Kalimat (1) sebetulnya bisa saja kita ubah menjadi tiga versi: (1a) ”Seluruh penumpang dan awaknya meninggal”, (1b) ”Seluruh penumpang dan awaknya (total 189) meninggal”, dan (1c) ”189 penumpang dan awaknya meninggal”.
Pada kalimat (1a) memang tidak disebutkan jumlah penumpang dan awaknya. Pendeknya, ”seluruh penumpang dan awaknya meninggal”. Terserah berapa pun!
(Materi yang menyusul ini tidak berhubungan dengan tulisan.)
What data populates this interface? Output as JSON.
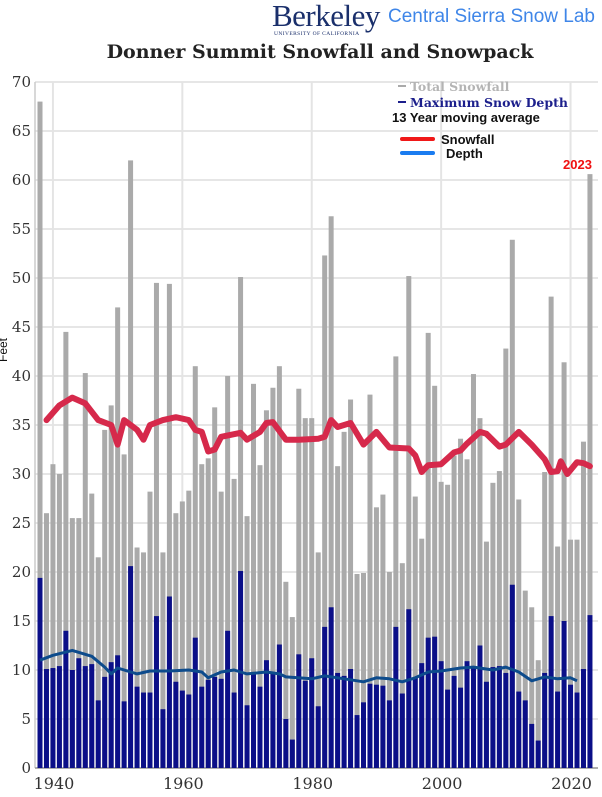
{
  "header": {
    "logo_word": "Berkeley",
    "logo_sub": "UNIVERSITY OF CALIFORNIA",
    "lab_name": "Central Sierra Snow Lab"
  },
  "legend": {
    "total_snowfall": "Total Snowfall",
    "max_depth": "Maximum Snow Depth",
    "moving_avg_title": "13 Year moving average",
    "avg_snowfall": "Snowfall",
    "avg_depth": "Depth"
  },
  "annotation": "2023",
  "colors": {
    "snowfall_bar": "#aaaaaa",
    "depth_bar": "#0b0f88",
    "snowfall_avg": "#d6294b",
    "depth_avg": "#0d4b8c",
    "legend_depth_line": "#1a7cf0",
    "legend_snowfall_line": "#f01818"
  },
  "chart_data": {
    "type": "bar",
    "title": "Donner Summit Snowfall and Snowpack",
    "xlabel": "",
    "ylabel": "Feet",
    "ylim": [
      0,
      70
    ],
    "yticks": [
      0,
      5,
      10,
      15,
      20,
      25,
      30,
      35,
      40,
      45,
      50,
      55,
      60,
      65,
      70
    ],
    "xticks": [
      1940,
      1960,
      1980,
      2000,
      2020
    ],
    "grid": true,
    "legend_position": "top-right",
    "x_start": 1938,
    "x_end": 2023,
    "series": [
      {
        "name": "Total Snowfall",
        "kind": "bar",
        "values": [
          68,
          26,
          31,
          30,
          44.5,
          25.5,
          25.5,
          40.3,
          28,
          21.5,
          34.5,
          37,
          47,
          32,
          62,
          22.5,
          22,
          28.2,
          49.5,
          22,
          49.4,
          26,
          27.2,
          28.3,
          41,
          31,
          31.6,
          36.8,
          28.2,
          40,
          29.5,
          50.1,
          25.7,
          39.2,
          30.9,
          36.5,
          38.8,
          41,
          19,
          15.4,
          38.7,
          35.7,
          35.7,
          22,
          52.3,
          56.3,
          30.8,
          34.3,
          37.6,
          19.8,
          19.9,
          38.1,
          26.6,
          27.9,
          20,
          42,
          20.9,
          50.2,
          27.7,
          23.4,
          44.4,
          39,
          29.2,
          28.9,
          31.9,
          33.6,
          31.5,
          40.2,
          35.7,
          23.1,
          29.1,
          30.3,
          42.8,
          53.9,
          27.4,
          18.1,
          16.4,
          11,
          30.2,
          48.1,
          22.6,
          41.4,
          23.3,
          23.3,
          33.3,
          60.6
        ]
      },
      {
        "name": "Maximum Snow Depth",
        "kind": "bar",
        "values": [
          19.4,
          10.1,
          10.2,
          10.4,
          14,
          10,
          11.2,
          10.4,
          10.6,
          6.9,
          9.3,
          10.8,
          11.5,
          6.8,
          20.6,
          8.3,
          7.7,
          7.7,
          15.5,
          6,
          17.5,
          8.8,
          7.9,
          7.5,
          13.3,
          8.3,
          9,
          9.3,
          9.1,
          14,
          7.7,
          20.1,
          6.4,
          9.8,
          8.3,
          11,
          9.6,
          12.6,
          5,
          2.9,
          11.6,
          8.9,
          11.2,
          6.3,
          14.4,
          16.4,
          9.7,
          9.4,
          10.1,
          5.4,
          6.7,
          8.6,
          8.5,
          8.4,
          6.9,
          14.4,
          7.6,
          16.2,
          9.2,
          10.7,
          13.3,
          13.4,
          10.9,
          8,
          9.4,
          8.2,
          10.9,
          10.2,
          12.5,
          8.8,
          10.3,
          10.4,
          9.7,
          18.7,
          7.8,
          6.9,
          4.5,
          2.8,
          9.7,
          15.5,
          7.8,
          15,
          8.5,
          7.7,
          10.1,
          15.6
        ]
      },
      {
        "name": "13 Year moving average - Snowfall",
        "kind": "line",
        "points": [
          [
            1939,
            35.5
          ],
          [
            1941,
            37
          ],
          [
            1943,
            37.8
          ],
          [
            1945,
            37.2
          ],
          [
            1947,
            35.5
          ],
          [
            1949,
            35
          ],
          [
            1950,
            33
          ],
          [
            1951,
            35.5
          ],
          [
            1953,
            34.5
          ],
          [
            1954,
            33.5
          ],
          [
            1955,
            35
          ],
          [
            1957,
            35.5
          ],
          [
            1959,
            35.8
          ],
          [
            1961,
            35.5
          ],
          [
            1962,
            34.5
          ],
          [
            1963,
            34.3
          ],
          [
            1964,
            32.3
          ],
          [
            1965,
            32.5
          ],
          [
            1966,
            33.8
          ],
          [
            1969,
            34.2
          ],
          [
            1970,
            33.5
          ],
          [
            1972,
            34.3
          ],
          [
            1973,
            35.2
          ],
          [
            1974,
            35.3
          ],
          [
            1976,
            33.5
          ],
          [
            1978,
            33.5
          ],
          [
            1981,
            33.6
          ],
          [
            1982,
            33.8
          ],
          [
            1983,
            35.5
          ],
          [
            1984,
            34.8
          ],
          [
            1986,
            35.2
          ],
          [
            1988,
            33
          ],
          [
            1990,
            34.3
          ],
          [
            1992,
            32.7
          ],
          [
            1995,
            32.6
          ],
          [
            1996,
            31.9
          ],
          [
            1997,
            30.2
          ],
          [
            1998,
            30.9
          ],
          [
            2000,
            31
          ],
          [
            2002,
            32.2
          ],
          [
            2003,
            32.4
          ],
          [
            2004,
            33.1
          ],
          [
            2006,
            34.3
          ],
          [
            2007,
            34.1
          ],
          [
            2009,
            32.8
          ],
          [
            2010,
            33
          ],
          [
            2012,
            34.3
          ],
          [
            2014,
            33
          ],
          [
            2016,
            31.5
          ],
          [
            2017,
            30.2
          ],
          [
            2018,
            30.3
          ],
          [
            2018.5,
            31.3
          ],
          [
            2019.5,
            30
          ],
          [
            2021,
            31.2
          ],
          [
            2022,
            31.1
          ],
          [
            2023,
            30.8
          ]
        ]
      },
      {
        "name": "13 Year moving average - Depth",
        "kind": "line",
        "points": [
          [
            1938,
            11
          ],
          [
            1940,
            11.5
          ],
          [
            1943,
            12
          ],
          [
            1946,
            11.4
          ],
          [
            1948,
            10.3
          ],
          [
            1949,
            9.6
          ],
          [
            1950,
            10.2
          ],
          [
            1953,
            9.6
          ],
          [
            1955,
            9.9
          ],
          [
            1958,
            9.9
          ],
          [
            1961,
            10
          ],
          [
            1963,
            9.8
          ],
          [
            1964,
            9.2
          ],
          [
            1966,
            9.8
          ],
          [
            1968,
            10
          ],
          [
            1970,
            9.6
          ],
          [
            1973,
            9.8
          ],
          [
            1975,
            9.6
          ],
          [
            1976,
            9.3
          ],
          [
            1980,
            9.1
          ],
          [
            1982,
            9.4
          ],
          [
            1985,
            9.1
          ],
          [
            1988,
            8.8
          ],
          [
            1990,
            9.2
          ],
          [
            1992,
            9.1
          ],
          [
            1994,
            8.8
          ],
          [
            1996,
            9.2
          ],
          [
            1998,
            9.8
          ],
          [
            2000,
            9.9
          ],
          [
            2003,
            10.2
          ],
          [
            2005,
            10.3
          ],
          [
            2008,
            10.0
          ],
          [
            2010,
            10.3
          ],
          [
            2012,
            9.8
          ],
          [
            2014,
            8.9
          ],
          [
            2016,
            9.3
          ],
          [
            2018,
            9.1
          ],
          [
            2020,
            9.2
          ],
          [
            2021,
            8.9
          ]
        ]
      }
    ]
  }
}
Pada kalimat (1b) disebut jumlah penumpang dan awak yang meninggal—meskipun diselipkan di dalam kurung. Pada kalimat (1c) disebut dengan jelas jumlah penumpang dan awak pesawat yang meninggal.
Ada sedikit catatan di sini. Meski gramatikal, kalimat (1c) biasanya ditabukan dalam bahasa Indonesia karena diawali dengan bilangan. Jadi, kita cukup menggunakan kalimat (1a) atau (1b).
Kalimat (1) mirip dengan kalimat (2) ”Seluruh 259 penumpang pesawat Pan Am 103 yang meledak di Lockerbie tewas”. Peristiwa ini terjadi pada 21 Desember 1988 di atas Lockerbie, Skotlandia, dalam penerbangan dari London, Inggris, ke New York, Amerika Serikat. Kata seluruh pada kalimat ini mubazir karena diikuti bilangan 259.
Kalau mau dikoreksi, kalimat (2) bisa ditulis dengan dua cara. (2a) ”Seluruh penumpang pesawat Pan Am 103 yang meledak di Lockerbie tewas”. Kalimat ini memakai kata seluruh, tetapi tanpa menyebut jumlah penumpang secara tersurat. Namun, ada ”kelemahan” kalimat ini: pembaca tidak tahu berapa jumlah penumpang yang tewas itu.
Kalimat yang sama bisa juga kita tuliskan menjadi (2b) ”259 penumpang pesawat Pan Am 103 yang meledak di Lockerbie tewas”. Pada kalimat ini disebutkan dengan jelas jumlah penumpang yang tewas, tetapi tanpa menggunakan seluruh. Karena tidak boleh diawali dengan bilangan, kalimat ini bisa kita tulis menjadi (2c) ”Pesawat Pan Am 103 yang meledak di Lockerbie menewaskan 259 penumpang”.
Masih ada satu kalimat yang mirip dengan pola kalimat (1) dan (2), yaitu kalimat (3) ”Dukun dari Ekuador meninjau seluruh 12 stadion yang menjadi tempat pertandingan Piala Dunia 2006 di Jerman”. Seperti kalimat (1) dan (2), pada kalimat (3) pun muncul kata seluruh yang berdampingan dengan bilangan (12). Kata seluruh pada kalimat (3) mubazir. Jadi, bisa kita hilangkan sehingga menjadi (3a): ”Dukun dari Ekuador meninjau 12 stadion yang menjadi tempat pertandingan Piala Dunia 2006 di Jerman”.
Tentu saja kata seluruh tetap bisa kita gunakan, tetapi tanpa menyertakan bilangan 12. Dengan demikian, kalimat itu menjadi (3b) ”Dukun dari Ekuador meninjau seluruh stadion yang menjadi tempat pertandingan Piala Dunia 2006 di Jerman”.
Jadi, dapat disimpulkan bahwa kata seluruh tidak bisa diikuti bilangan. Kita harus memilih salah satu. Jika kita menggunakan seluruh, bilangan tak perlu disebutkan. Sebaliknya, bila kita memakai bilangan, kata seluruh tak perlu dituliskan. Seluruh bukan jodoh bilangan.